Иван ход ее мыслей раскусил безошибочно, понимающе улыбнулся и сказал:
– Что, Корнеева, меньше знаешь – крепче спишь?
– А разве это не так?
– Ладно, твое право. А ночевать где собираешься? Думаю, тебя и в твоей квартире пока никто не потревожит, но, если хочешь, можешь перекантоваться у меня.
Света уже почти согласилась, а потом вдруг подумала, что «чесночный тест» – это еще далеко не полное доказательство Ивановой человеческой сущности, лучше бы подождать и при дневном свете убедиться, что он не вампир.
– Домой поеду, – соврала она.
Иван вздохнул, как ей показалось, с облегчением, а потом предложил:
– Ну тогда давай я тебя хотя бы провожу.
– Не надо. Я на такси доберусь. А ты езжай домой, отсыпайся. Я завтра попытаюсь кое-какие меры принять, а потом тебе отзвонюсь. Или, может, встретимся?

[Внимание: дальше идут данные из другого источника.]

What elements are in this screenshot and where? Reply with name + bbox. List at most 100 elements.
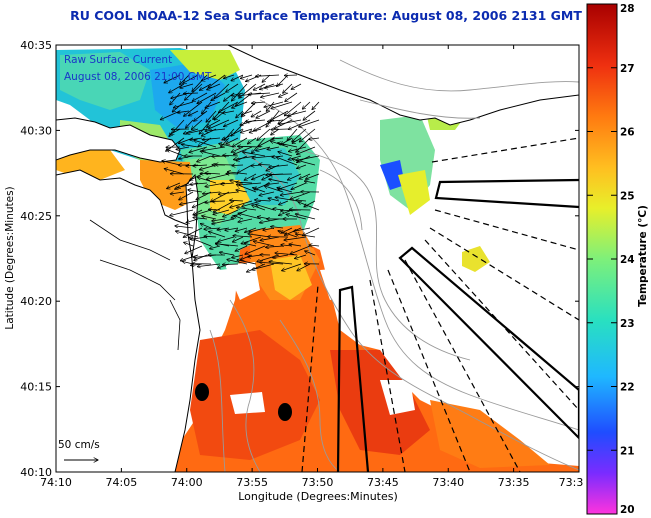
current-vector (215, 164, 235, 165)
current-annotation-line2: August 08, 2006 21:00 GMT (64, 71, 212, 83)
current-vector (276, 157, 298, 166)
current-vector (278, 92, 289, 97)
y-tick-label: 40:20 (20, 295, 52, 308)
colorbar-label: Temperature (°C) (637, 205, 649, 307)
current-vector (175, 231, 199, 238)
current-vector (287, 173, 302, 180)
current-vector (247, 255, 262, 257)
current-vector (207, 83, 221, 90)
current-vector (267, 120, 284, 122)
current-vector (277, 188, 293, 193)
current-vector (290, 191, 311, 199)
current-vector (194, 140, 217, 148)
current-vector (257, 128, 271, 140)
current-vector (202, 192, 221, 194)
current-vector (230, 200, 244, 201)
current-vector (232, 101, 248, 108)
current-vector (223, 155, 239, 156)
current-vector (271, 128, 280, 135)
current-vector (219, 252, 235, 256)
current-vector (244, 243, 257, 247)
current-vector (211, 92, 226, 101)
mooring-marker (195, 383, 209, 401)
current-vector (202, 216, 217, 220)
current-vector (271, 101, 293, 109)
current-vector (232, 254, 244, 258)
current-vector (297, 164, 307, 168)
current-vector (197, 92, 217, 104)
current-vector (247, 137, 257, 144)
current-vector (214, 83, 230, 98)
x-tick-label: 73:3 (559, 476, 584, 489)
current-vector (262, 74, 271, 82)
current-vector (271, 129, 289, 130)
current-vector (266, 246, 284, 247)
current-vector (201, 74, 217, 81)
map-title: RU COOL NOAA-12 Sea Surface Temperature:… (70, 8, 582, 23)
current-vector (223, 74, 235, 78)
current-vector (290, 245, 311, 254)
current-vector (175, 226, 194, 229)
current-vector (219, 144, 235, 148)
current-vector (237, 260, 257, 265)
current-vector (197, 155, 212, 162)
current-vector (241, 110, 253, 115)
current-vector (186, 119, 194, 128)
current-vector (236, 182, 253, 183)
current-vector (238, 146, 262, 147)
current-vector (293, 227, 311, 231)
current-vector (252, 173, 266, 180)
current-vector (233, 236, 253, 237)
current-vector (271, 227, 284, 228)
current-vector (162, 161, 181, 166)
current-vector (170, 92, 181, 105)
current-vector (303, 110, 316, 120)
y-axis: 40:35 40:30 40:25 40:20 40:15 40:10 (20, 39, 579, 479)
current-vector (264, 186, 284, 193)
current-vector (299, 119, 320, 127)
current-vector (225, 227, 239, 230)
current-vector (253, 241, 275, 247)
current-vector (305, 173, 320, 179)
current-vector (208, 74, 226, 88)
current-vector (269, 164, 289, 167)
y-tick-label: 40:30 (20, 124, 52, 137)
current-vector (267, 146, 280, 150)
x-tick-label: 73:45 (367, 476, 399, 489)
current-vector (273, 254, 289, 258)
current-vector (208, 119, 230, 129)
current-vector (232, 137, 248, 147)
current-vector (200, 151, 221, 157)
colorbar-tick-label: 27 (620, 63, 635, 75)
current-vector (248, 93, 271, 94)
current-vector (237, 164, 253, 173)
current-vector (222, 111, 235, 113)
current-vector (224, 119, 239, 127)
current-vector (226, 137, 239, 144)
current-vector (235, 227, 248, 231)
current-vector (232, 236, 244, 242)
current-vector (170, 128, 181, 134)
current-vector (208, 209, 221, 210)
current-vector (180, 200, 199, 205)
x-tick-label: 73:55 (236, 476, 268, 489)
x-tick-label: 74:05 (106, 476, 138, 489)
current-vector (295, 254, 307, 259)
current-vector (248, 234, 271, 238)
current-vector (223, 209, 239, 217)
current-vector (238, 218, 253, 222)
current-vector (275, 197, 298, 202)
current-vector (188, 190, 203, 193)
colorbar-tick-label: 21 (620, 445, 635, 457)
current-vector (173, 101, 194, 108)
current-vector (309, 245, 320, 246)
current-vector (206, 110, 217, 122)
current-vector (172, 101, 185, 112)
current-vector (291, 83, 302, 89)
current-vector (205, 101, 221, 108)
current-annotation-line1: Raw Surface Current (64, 54, 172, 66)
current-vector (249, 128, 262, 133)
current-vector (170, 209, 194, 216)
current-vector (251, 110, 262, 117)
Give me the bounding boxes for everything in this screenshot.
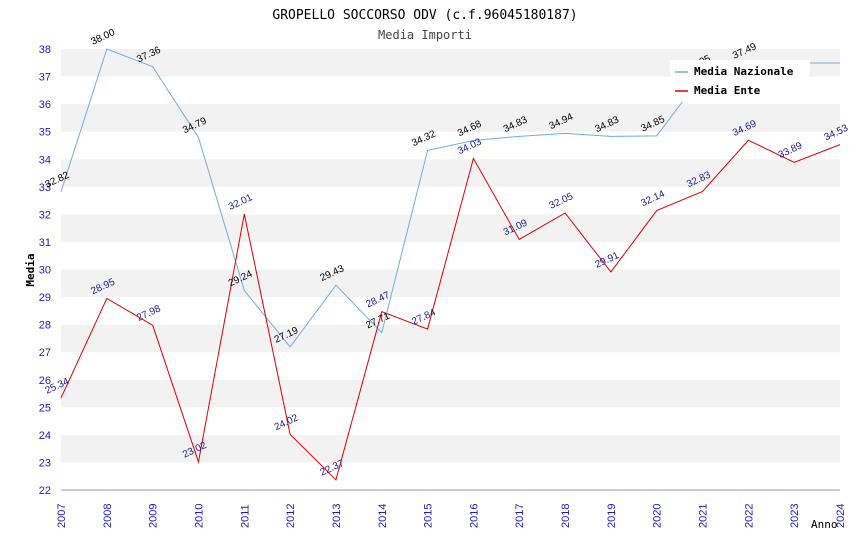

– Эх, Корнеева, – Иван перегнулся через стол, взъерошил ее волосы, – хреновый из тебя конспиратор. Сказала б сразу, что хочешь увидеть меня при свете дня, убедиться в том, что я не вампир.
– Хочу. – Ну что ты поделаешь, если в друзья ей достался такой сообразительный парень?
– В таком случае у меня есть рацпредложение, – он хитро сощурился. – Тебе совсем необязательно для этого переться в универ. Достаточно просто позвонить на мобильный кому-нибудь из нашей группы, выбор я оставляю за тобой, и попросить, чтобы меня позвали к телефону. Или, если ребятам не доверяешь, на кафедру брякни. С половины третьего я буду в лаборатории. Таким образом ты без особых затрат сможешь убедиться в моей лояльности.
Свете вдруг стало невероятно стыдно. Человек из-за нее попал в такую историю, что врагу не пожелаешь, жизнью своей рискует, а она какие-то тесты выдумывает, в шпионов играет. Эгоистка…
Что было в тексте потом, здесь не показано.